Khieu Samphan, 75, is among the handful of Khmer Rouge members expected to be prosecuted for atrocities committed during their reign of terror in the 1970s. It was not immediately clear whether he had absconded in an effort to avoid prosecution.
A tribunal spokesman, Reach Sambath, said court officials were not aware that he had left his home and were unable to comment.
Khieu Samphan's daughter, Khieu Rattana, said that he and his wife left their home in Pailin, a former Khmer Rouge stronghold in northwestern Cambodia, to spend about two weeks visiting a friend in Battambang province, about 55 miles to the east.
She declined to say exactly where in Battambang he was going.
A neighbor, however, said the couple told him they expected to be gone for longer.
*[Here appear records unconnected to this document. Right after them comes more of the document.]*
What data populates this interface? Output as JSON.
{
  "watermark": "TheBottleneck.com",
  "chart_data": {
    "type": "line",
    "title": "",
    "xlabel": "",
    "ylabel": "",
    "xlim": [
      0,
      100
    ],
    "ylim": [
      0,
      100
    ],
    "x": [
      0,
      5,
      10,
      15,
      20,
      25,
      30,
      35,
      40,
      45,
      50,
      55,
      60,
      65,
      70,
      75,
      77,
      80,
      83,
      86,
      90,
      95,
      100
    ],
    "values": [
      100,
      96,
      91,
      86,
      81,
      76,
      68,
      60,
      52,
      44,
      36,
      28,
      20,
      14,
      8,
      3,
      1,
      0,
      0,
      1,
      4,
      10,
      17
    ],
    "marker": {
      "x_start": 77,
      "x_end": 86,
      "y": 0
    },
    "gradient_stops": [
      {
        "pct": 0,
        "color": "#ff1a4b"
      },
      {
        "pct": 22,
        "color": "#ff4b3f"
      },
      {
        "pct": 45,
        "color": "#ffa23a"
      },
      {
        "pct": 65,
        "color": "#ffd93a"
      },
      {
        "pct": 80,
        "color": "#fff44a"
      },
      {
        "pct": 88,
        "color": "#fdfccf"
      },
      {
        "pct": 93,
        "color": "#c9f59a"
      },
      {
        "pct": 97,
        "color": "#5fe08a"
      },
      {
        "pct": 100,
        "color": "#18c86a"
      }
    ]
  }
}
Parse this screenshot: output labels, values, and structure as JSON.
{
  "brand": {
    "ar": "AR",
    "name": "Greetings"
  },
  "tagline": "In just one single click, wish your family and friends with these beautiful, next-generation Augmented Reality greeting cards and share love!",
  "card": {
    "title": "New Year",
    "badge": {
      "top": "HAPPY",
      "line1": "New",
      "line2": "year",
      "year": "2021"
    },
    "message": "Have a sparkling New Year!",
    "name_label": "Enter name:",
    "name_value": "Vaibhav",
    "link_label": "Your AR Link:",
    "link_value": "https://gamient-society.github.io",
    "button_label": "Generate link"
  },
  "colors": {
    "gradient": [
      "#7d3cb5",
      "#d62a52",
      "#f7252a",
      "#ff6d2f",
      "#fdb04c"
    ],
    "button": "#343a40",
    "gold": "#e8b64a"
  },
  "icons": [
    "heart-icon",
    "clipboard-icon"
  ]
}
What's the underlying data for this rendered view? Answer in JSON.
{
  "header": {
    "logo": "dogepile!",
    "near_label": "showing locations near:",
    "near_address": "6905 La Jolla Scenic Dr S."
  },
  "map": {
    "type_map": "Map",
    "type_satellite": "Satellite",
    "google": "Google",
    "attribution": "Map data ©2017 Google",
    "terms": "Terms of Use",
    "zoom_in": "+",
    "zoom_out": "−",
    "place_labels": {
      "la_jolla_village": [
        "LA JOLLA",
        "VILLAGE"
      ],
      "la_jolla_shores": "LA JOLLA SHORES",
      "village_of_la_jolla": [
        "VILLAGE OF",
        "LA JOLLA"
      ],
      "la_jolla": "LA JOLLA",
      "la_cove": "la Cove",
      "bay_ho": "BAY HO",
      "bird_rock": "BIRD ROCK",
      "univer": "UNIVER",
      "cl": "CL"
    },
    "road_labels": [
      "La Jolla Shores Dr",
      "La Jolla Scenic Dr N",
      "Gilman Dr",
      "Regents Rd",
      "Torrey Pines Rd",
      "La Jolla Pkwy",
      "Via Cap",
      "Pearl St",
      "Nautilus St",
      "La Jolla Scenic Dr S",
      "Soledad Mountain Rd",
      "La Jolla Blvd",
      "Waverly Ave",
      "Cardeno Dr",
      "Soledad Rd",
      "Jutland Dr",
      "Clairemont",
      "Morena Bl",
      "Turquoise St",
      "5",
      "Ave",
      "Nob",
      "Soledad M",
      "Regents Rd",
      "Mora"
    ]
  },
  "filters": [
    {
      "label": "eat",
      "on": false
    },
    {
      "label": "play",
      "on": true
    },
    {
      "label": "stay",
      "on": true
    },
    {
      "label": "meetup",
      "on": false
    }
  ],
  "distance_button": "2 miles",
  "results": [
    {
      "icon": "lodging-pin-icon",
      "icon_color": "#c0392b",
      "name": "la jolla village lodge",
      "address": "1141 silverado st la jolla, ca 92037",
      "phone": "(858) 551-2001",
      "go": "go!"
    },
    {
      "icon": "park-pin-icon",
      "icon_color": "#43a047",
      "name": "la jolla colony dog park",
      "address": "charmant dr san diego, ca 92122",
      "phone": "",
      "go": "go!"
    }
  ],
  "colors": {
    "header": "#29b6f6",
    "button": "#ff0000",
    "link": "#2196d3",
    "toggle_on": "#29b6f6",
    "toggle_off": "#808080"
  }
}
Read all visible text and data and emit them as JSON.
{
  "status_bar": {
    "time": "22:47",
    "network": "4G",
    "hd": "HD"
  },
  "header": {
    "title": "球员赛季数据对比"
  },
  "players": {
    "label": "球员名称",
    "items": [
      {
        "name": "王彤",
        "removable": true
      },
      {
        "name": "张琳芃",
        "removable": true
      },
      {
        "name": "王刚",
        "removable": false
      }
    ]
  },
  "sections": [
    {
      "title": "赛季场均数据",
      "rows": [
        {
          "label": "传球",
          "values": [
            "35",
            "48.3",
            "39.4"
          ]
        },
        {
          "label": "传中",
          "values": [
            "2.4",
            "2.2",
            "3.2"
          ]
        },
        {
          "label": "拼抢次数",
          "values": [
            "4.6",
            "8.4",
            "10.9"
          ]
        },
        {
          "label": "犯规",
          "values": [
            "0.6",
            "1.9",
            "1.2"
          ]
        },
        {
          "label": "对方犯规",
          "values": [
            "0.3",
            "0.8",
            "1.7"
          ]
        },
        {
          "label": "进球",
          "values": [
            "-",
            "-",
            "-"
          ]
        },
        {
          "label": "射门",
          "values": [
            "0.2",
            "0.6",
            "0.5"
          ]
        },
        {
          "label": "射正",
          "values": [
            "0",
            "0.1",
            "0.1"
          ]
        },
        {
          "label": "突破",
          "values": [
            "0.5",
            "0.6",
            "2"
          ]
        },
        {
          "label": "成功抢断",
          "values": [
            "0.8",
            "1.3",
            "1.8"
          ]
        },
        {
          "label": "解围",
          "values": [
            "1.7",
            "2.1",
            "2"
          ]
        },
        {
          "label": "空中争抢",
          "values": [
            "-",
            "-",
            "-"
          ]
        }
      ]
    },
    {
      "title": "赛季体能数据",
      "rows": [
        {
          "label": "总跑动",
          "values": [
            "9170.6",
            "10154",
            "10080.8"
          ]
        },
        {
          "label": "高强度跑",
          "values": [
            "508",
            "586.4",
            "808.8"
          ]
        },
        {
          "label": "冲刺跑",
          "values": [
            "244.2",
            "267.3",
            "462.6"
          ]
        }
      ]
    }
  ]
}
They packed numerous household items, including pots, a portable gas cooker, a small table and sofa, groceries and clothes, the neighbor said on condition of anonymity, fearing for his safety in an area still inhabited by former Khmer Rouge fighters.
The neighbor said he helped the couple pack for their trip and Khieu Samphan's wife said they were leaving for about "two or three months." As they packed the belongings into a pickup truck Monday evening, Khieu Samphan was listening to a radio broadcast about the progress being made in preparing the U.N.-backed trials to try the regime's ex-leaders.
The couple left their home in the middle of the night, he said.
Prosecutors on Monday began gathering evidence for the trial, which is expected to begin in 2007. It remains unclear how many of the former leaders will be brought to trial.
Khieu Rattana dismissed speculation that her father was trying to flee. She said he knows he cannot escape.
"If they want to catch him, they can still do that no matter where he tries to run," she said by phone from the capital Phnom Penh where she lives and works.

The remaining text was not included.